Extra flags appended to the claude CLI invocation — registers the read-only investigator sub-agent, disables WebFetch/WebSearch, disables slash commands.

SWE_CC_PROMPT

unset

Optional override for the user-turn prompt. Setting this to require sub-agent dispatch is the most reliable way to maximize fan-out.

--rollout-max-response-len is the per-turn generation cap passed to each SGLang /generate call as max_new_tokens. --rollout-max-context-len is the multi-turn prompt+response budget: each turn clamps max_new_tokens to the remaining context, and oversized emitted segments are dropped before training. The middleware reuses --sglang-tool-call-parser and --sglang-reasoning-parser for output parsing, so those flags must match the served model.

Fan-out Semantics#

  • generate() returns list[Sample] — one Sample per trajectory segment (subagent / wipe / final).

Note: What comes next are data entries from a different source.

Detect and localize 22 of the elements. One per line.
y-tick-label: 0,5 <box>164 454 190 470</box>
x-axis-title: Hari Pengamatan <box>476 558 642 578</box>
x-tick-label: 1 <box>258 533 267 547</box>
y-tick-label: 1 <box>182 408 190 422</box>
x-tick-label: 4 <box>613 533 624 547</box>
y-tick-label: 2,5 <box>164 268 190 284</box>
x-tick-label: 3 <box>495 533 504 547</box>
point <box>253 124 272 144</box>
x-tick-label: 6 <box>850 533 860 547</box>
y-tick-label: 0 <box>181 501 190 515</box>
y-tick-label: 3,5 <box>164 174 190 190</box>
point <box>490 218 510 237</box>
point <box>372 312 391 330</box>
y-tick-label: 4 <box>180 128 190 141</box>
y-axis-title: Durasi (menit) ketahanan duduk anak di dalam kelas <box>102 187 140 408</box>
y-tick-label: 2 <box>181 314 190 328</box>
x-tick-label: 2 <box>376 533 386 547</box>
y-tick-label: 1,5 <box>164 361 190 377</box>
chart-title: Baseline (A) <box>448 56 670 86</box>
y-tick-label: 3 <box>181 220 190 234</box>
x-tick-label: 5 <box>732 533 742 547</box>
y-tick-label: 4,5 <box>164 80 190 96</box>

  • Per-trajectory reward is split as reward / K across segments; rollout_id is shared so the per-rollout-mean loss reducer still counts the trajectory once.

  • Sub-agent dispatch increases K (each completed Agent turn block becomes its own segment), so the effective batch after flatten can be much larger than rollout_batch_size * n_samples_per_prompt.

Porting to a New Sandbox Backend#

slime.agent.sandbox.Sandbox exposes the shared sandbox contract, and slime.agent.sandbox.E2BSandbox is the E2B implementation:

await sb.exec(cmd, user=..., check=..., timeout=...)
await sb.write_file(sandbox_path, content_or_host_path, user=...)
await sb.read_file(sandbox_path, user=...)
async with E2BSandbox(...) as sb: ...

Reimplement those on Docker / Modal / a local VM and everything in generate.py and middleware.py keeps working unchanged.